Researchers' complaint over citation taken to ethics body

COPE tells scientists to go to 'higher authority' over lack of credit in journal paper. Zoë Corbyn reports

February 19, 2009

The Committee on Publication Ethics (COPE) has questioned whether the leading science journal Cell responded adequately to a number of academics who complained that a paper it published did not properly credit their work.

Times Higher Education reported in November that concerns had been raised about a paper on planar cell polarity, which originated from the laboratory of Jeffrey Axelrod of Stanford University's School of Medicine and which was published in Cell in June 2008.

Five researchers from four research groups across three countries wrote to Cell to complain that the discovery outlined in the paper was not as new as it suggested, and that the paper did not properly credit their own earlier findings.

In particular, they complained that similar findings published in the journal Development in October 2004 were not properly cited.

The complainants were told by Cell, which does not print contributors' letters, that they could make their case by posting a comment on its website. They rejected the offer and instead published a response in another journal, Current Biology.

Development then sought advice on whether Cell's response was sufficient from COPE, a UK-registered charity concerned with the integrity of peer-reviewed publications whose members include the editors of both Development and Cell.

The advice from COPE, passed to Times Higher Education, said that editors have a duty to "encourage debate" and publish "cogent criticisms of published work".

While the aggrieved researchers should - "if nothing else is available" - be "encouraged to make a comment on the website", COPE acknowledged that this might be insufficient because web comments are "not citable" academically and do not carry unique identifying numbers.

COPE suggested that the aggrieved researchers could complain to a "higher authority", such as the journal's publisher or a learned society.

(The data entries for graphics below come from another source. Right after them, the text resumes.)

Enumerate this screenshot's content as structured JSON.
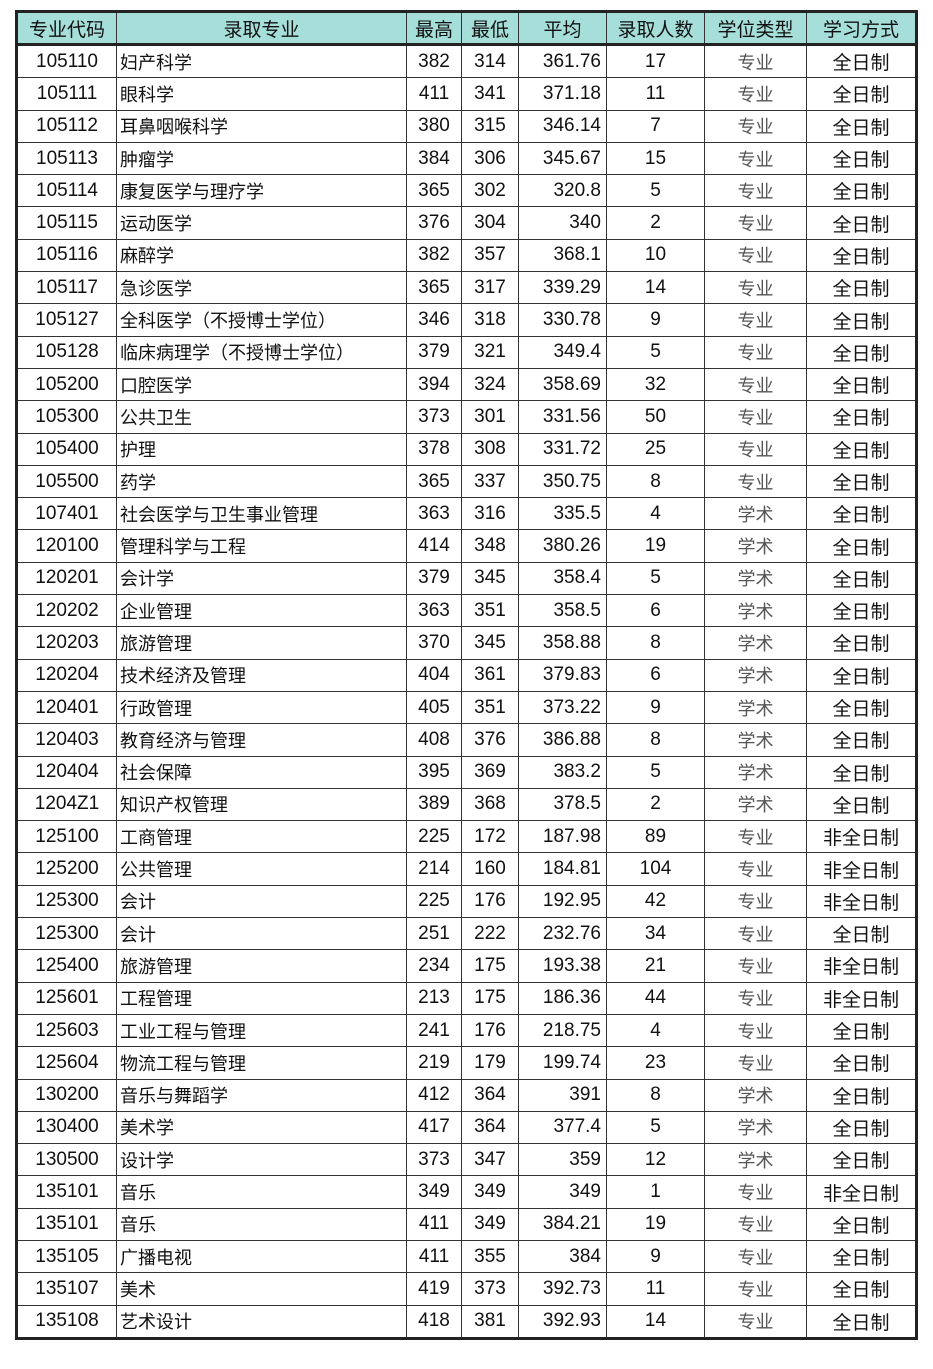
{
  "headers": [
    "专业代码",
    "录取专业",
    "最高",
    "最低",
    "平均",
    "录取人数",
    "学位类型",
    "学习方式"
  ],
  "rows": [
    [
      "105110",
      "妇产科学",
      "382",
      "314",
      "361.76",
      "17",
      "专业",
      "全日制"
    ],
    [
      "105111",
      "眼科学",
      "411",
      "341",
      "371.18",
      "11",
      "专业",
      "全日制"
    ],
    [
      "105112",
      "耳鼻咽喉科学",
      "380",
      "315",
      "346.14",
      "7",
      "专业",
      "全日制"
    ],
    [
      "105113",
      "肿瘤学",
      "384",
      "306",
      "345.67",
      "15",
      "专业",
      "全日制"
    ],
    [
      "105114",
      "康复医学与理疗学",
      "365",
      "302",
      "320.8",
      "5",
      "专业",
      "全日制"
    ],
    [
      "105115",
      "运动医学",
      "376",
      "304",
      "340",
      "2",
      "专业",
      "全日制"
    ],
    [
      "105116",
      "麻醉学",
      "382",
      "357",
      "368.1",
      "10",
      "专业",
      "全日制"
    ],
    [
      "105117",
      "急诊医学",
      "365",
      "317",
      "339.29",
      "14",
      "专业",
      "全日制"
    ],
    [
      "105127",
      "全科医学（不授博士学位）",
      "346",
      "318",
      "330.78",
      "9",
      "专业",
      "全日制"
    ],
    [
      "105128",
      "临床病理学（不授博士学位）",
      "379",
      "321",
      "349.4",
      "5",
      "专业",
      "全日制"
    ],
    [
      "105200",
      "口腔医学",
      "394",
      "324",
      "358.69",
      "32",
      "专业",
      "全日制"
    ],
    [
      "105300",
      "公共卫生",
      "373",
      "301",
      "331.56",
      "50",
      "专业",
      "全日制"
    ],
    [
      "105400",
      "护理",
      "378",
      "308",
      "331.72",
      "25",
      "专业",
      "全日制"
    ],
    [
      "105500",
      "药学",
      "365",
      "337",
      "350.75",
      "8",
      "专业",
      "全日制"
    ],
    [
      "107401",
      "社会医学与卫生事业管理",
      "363",
      "316",
      "335.5",
      "4",
      "学术",
      "全日制"
    ],
    [
      "120100",
      "管理科学与工程",
      "414",
      "348",
      "380.26",
      "19",
      "学术",
      "全日制"
    ],
    [
      "120201",
      "会计学",
      "379",
      "345",
      "358.4",
      "5",
      "学术",
      "全日制"
    ],
    [
      "120202",
      "企业管理",
      "363",
      "351",
      "358.5",
      "6",
      "学术",
      "全日制"
    ],
    [
      "120203",
      "旅游管理",
      "370",
      "345",
      "358.88",
      "8",
      "学术",
      "全日制"
    ],
    [
      "120204",
      "技术经济及管理",
      "404",
      "361",
      "379.83",
      "6",
      "学术",
      "全日制"
    ],
    [
      "120401",
      "行政管理",
      "405",
      "351",
      "373.22",
      "9",
      "学术",
      "全日制"
    ],
    [
      "120403",
      "教育经济与管理",
      "408",
      "376",
      "386.88",
      "8",
      "学术",
      "全日制"
    ],
    [
      "120404",
      "社会保障",
      "395",
      "369",
      "383.2",
      "5",
      "学术",
      "全日制"
    ],
    [
      "1204Z1",
      "知识产权管理",
      "389",
      "368",
      "378.5",
      "2",
      "学术",
      "全日制"
    ],
    [
      "125100",
      "工商管理",
      "225",
      "172",
      "187.98",
      "89",
      "专业",
      "非全日制"
    ],
    [
      "125200",
      "公共管理",
      "214",
      "160",
      "184.81",
      "104",
      "专业",
      "非全日制"
    ],
    [
      "125300",
      "会计",
      "225",
      "176",
      "192.95",
      "42",
      "专业",
      "非全日制"
    ],
    [
      "125300",
      "会计",
      "251",
      "222",
      "232.76",
      "34",
      "专业",
      "全日制"
    ],
    [
      "125400",
      "旅游管理",
      "234",
      "175",
      "193.38",
      "21",
      "专业",
      "非全日制"
    ],
    [
      "125601",
      "工程管理",
      "213",
      "175",
      "186.36",
      "44",
      "专业",
      "非全日制"
    ],
    [
      "125603",
      "工业工程与管理",
      "241",
      "176",
      "218.75",
      "4",
      "专业",
      "全日制"
    ],
    [
      "125604",
      "物流工程与管理",
      "219",
      "179",
      "199.74",
      "23",
      "专业",
      "全日制"
    ],
    [
      "130200",
      "音乐与舞蹈学",
      "412",
      "364",
      "391",
      "8",
      "学术",
      "全日制"
    ],
    [
      "130400",
      "美术学",
      "417",
      "364",
      "377.4",
      "5",
      "学术",
      "全日制"
    ],
    [
      "130500",
      "设计学",
      "373",
      "347",
      "359",
      "12",
      "学术",
      "全日制"
    ],
    [
      "135101",
      "音乐",
      "349",
      "349",
      "349",
      "1",
      "专业",
      "非全日制"
    ],
    [
      "135101",
      "音乐",
      "411",
      "349",
      "384.21",
      "19",
      "专业",
      "全日制"
    ],
    [
      "135105",
      "广播电视",
      "411",
      "355",
      "384",
      "9",
      "专业",
      "全日制"
    ],
    [
      "135107",
      "美术",
      "419",
      "373",
      "392.73",
      "11",
      "专业",
      "全日制"
    ],
    [
      "135108",
      "艺术设计",
      "418",
      "381",
      "392.93",
      "14",
      "专业",
      "全日制"
    ]
  ]
}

COPE said: "Is something published if it appears on a website or does it have to be citable? ... (We will) look again at (our) code of conduct with a view to clarifying what it meant by 'published'."

One of the scientists making the complaint, Peter Lawrence of the MRC Laboratory of Molecular Biology at the University of Cambridge, said he was glad to see COPE giving the case some support, but he was disappointed that Cell would take no action.

"It must have been unprecedented to have letters from so many different groups complaining about one paper, and I don't think (Cell) did enough," Professor Lawrence said. "They should offer us authors a proper right to reply about the paper."

Jim Smith, editor of Development, said that significant complaints against a paper should be published with "equivalent publication status" to the original article.

"This means that it should be citable, have a digital object identifier and be linked to from the original article. This is vital to allow the readers of that original article to be aware of the debate and ... the community to be accurately directed," he said.

Stanford's School of Medicine has said that after a review of the papers, it has rejected any suggestion of research misconduct and will take no further action. Cell declined to comment on the COPE decision.